Subcommand reference:

| Command                          | What it does                                       |
|----------------------------------|----------------------------------------------------|
| `status [--json]`                | Per-connector state table                          |
| `start <name> [--interval N]`    | Spawn the connector in the background              |
| `stop <name>`                    | SIGTERM the hub-managed pid (then SIGKILL after 5s)|
| `set-agent <name> <agent>`       | Label the source with an owner agent (or `none`)   |
| `client <name> enable\|disable\|status` | Manage AI host config                       |
| `web [--port 8771] [--host …]`   | Launch the web UI                                  |

Source names: `teams`, `gmail`, `slack`, `github`, `calendar`.
Client names: `claude-desktop`, `chatgpt-desktop`, `gemini-cli`.

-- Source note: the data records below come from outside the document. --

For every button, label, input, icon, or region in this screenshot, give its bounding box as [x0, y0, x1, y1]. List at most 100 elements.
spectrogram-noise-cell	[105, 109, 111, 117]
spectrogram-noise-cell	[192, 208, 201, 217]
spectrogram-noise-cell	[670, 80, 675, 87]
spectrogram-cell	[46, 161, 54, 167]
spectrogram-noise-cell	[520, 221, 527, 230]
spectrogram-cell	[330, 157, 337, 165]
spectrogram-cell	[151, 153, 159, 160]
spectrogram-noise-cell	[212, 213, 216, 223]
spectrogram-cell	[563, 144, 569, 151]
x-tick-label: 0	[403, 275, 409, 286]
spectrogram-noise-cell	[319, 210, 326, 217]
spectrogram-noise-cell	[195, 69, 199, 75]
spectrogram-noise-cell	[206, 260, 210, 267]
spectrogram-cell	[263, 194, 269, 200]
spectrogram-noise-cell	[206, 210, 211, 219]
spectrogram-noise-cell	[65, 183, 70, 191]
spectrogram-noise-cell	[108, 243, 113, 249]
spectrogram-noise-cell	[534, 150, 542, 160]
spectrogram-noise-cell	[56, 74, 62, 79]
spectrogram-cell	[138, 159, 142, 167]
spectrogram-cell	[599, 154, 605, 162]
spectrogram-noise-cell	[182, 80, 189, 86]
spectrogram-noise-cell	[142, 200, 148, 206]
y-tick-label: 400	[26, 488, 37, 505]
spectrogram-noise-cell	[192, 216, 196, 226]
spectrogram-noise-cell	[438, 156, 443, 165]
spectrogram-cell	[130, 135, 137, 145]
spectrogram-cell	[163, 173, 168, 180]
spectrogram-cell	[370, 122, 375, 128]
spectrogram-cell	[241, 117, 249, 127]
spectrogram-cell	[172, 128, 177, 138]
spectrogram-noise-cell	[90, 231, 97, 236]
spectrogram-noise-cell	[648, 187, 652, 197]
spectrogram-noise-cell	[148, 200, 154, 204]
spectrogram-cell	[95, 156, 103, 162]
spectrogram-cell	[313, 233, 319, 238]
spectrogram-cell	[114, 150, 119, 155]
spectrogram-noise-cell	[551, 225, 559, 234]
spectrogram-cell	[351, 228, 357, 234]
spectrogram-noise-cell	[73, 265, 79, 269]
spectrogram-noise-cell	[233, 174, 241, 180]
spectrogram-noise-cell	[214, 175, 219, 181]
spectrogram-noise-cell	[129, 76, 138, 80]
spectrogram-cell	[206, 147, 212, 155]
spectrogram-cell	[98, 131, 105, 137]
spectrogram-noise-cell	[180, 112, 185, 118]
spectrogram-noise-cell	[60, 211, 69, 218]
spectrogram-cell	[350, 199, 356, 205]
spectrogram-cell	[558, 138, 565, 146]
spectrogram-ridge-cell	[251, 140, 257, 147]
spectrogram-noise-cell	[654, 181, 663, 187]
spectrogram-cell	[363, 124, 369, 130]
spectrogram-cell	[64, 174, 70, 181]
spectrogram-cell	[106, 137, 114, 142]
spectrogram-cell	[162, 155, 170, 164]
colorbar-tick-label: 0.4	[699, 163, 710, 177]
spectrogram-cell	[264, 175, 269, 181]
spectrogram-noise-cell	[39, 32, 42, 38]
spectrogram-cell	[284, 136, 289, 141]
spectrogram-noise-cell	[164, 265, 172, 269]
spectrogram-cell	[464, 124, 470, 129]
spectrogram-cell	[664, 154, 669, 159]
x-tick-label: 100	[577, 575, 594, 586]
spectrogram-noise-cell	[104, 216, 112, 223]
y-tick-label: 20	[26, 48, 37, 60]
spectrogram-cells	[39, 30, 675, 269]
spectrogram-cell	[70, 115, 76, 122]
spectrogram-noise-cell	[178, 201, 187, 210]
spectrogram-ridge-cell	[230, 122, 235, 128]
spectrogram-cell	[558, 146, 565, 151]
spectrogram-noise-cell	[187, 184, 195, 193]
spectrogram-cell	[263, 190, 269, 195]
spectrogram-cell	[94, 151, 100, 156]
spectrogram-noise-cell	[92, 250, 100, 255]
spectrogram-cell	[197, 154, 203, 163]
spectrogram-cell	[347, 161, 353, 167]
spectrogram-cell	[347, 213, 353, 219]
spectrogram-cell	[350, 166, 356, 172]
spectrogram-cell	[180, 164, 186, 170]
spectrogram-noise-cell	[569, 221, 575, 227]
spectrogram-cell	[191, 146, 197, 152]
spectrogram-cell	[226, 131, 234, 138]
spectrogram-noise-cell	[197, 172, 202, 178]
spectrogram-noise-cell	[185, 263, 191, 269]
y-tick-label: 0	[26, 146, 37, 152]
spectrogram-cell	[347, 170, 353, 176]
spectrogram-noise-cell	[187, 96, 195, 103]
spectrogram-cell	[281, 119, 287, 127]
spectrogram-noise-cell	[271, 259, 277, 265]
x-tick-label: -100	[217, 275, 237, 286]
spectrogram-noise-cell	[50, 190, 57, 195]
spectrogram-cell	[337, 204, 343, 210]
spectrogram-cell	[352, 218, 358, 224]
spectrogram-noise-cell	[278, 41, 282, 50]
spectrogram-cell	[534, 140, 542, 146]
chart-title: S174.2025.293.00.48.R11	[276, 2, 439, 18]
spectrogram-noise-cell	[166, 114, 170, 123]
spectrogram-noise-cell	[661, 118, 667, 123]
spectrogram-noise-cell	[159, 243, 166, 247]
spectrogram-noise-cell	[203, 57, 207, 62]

## How the agent-owner label works

The label is a local annotation, not data. Connectors do not know
or care which agent owns them; every record they write still lands
in the same memory store and is searchable from every AI host.
The label is there so you can answer "which agent is supposed to
keep an eye on my Gmail this week?" by reading the panel.

## State on disk

```
~/.evosql/orchestrator.json    hub state (pids, labels, intervals)
~/.evosql/logs/<source>.log    stdout + stderr of each hub-spawned connector
```

The state file is mode 0600 and contains no secrets — auth tokens
remain in their own per-connector caches under `~/.evosql/`.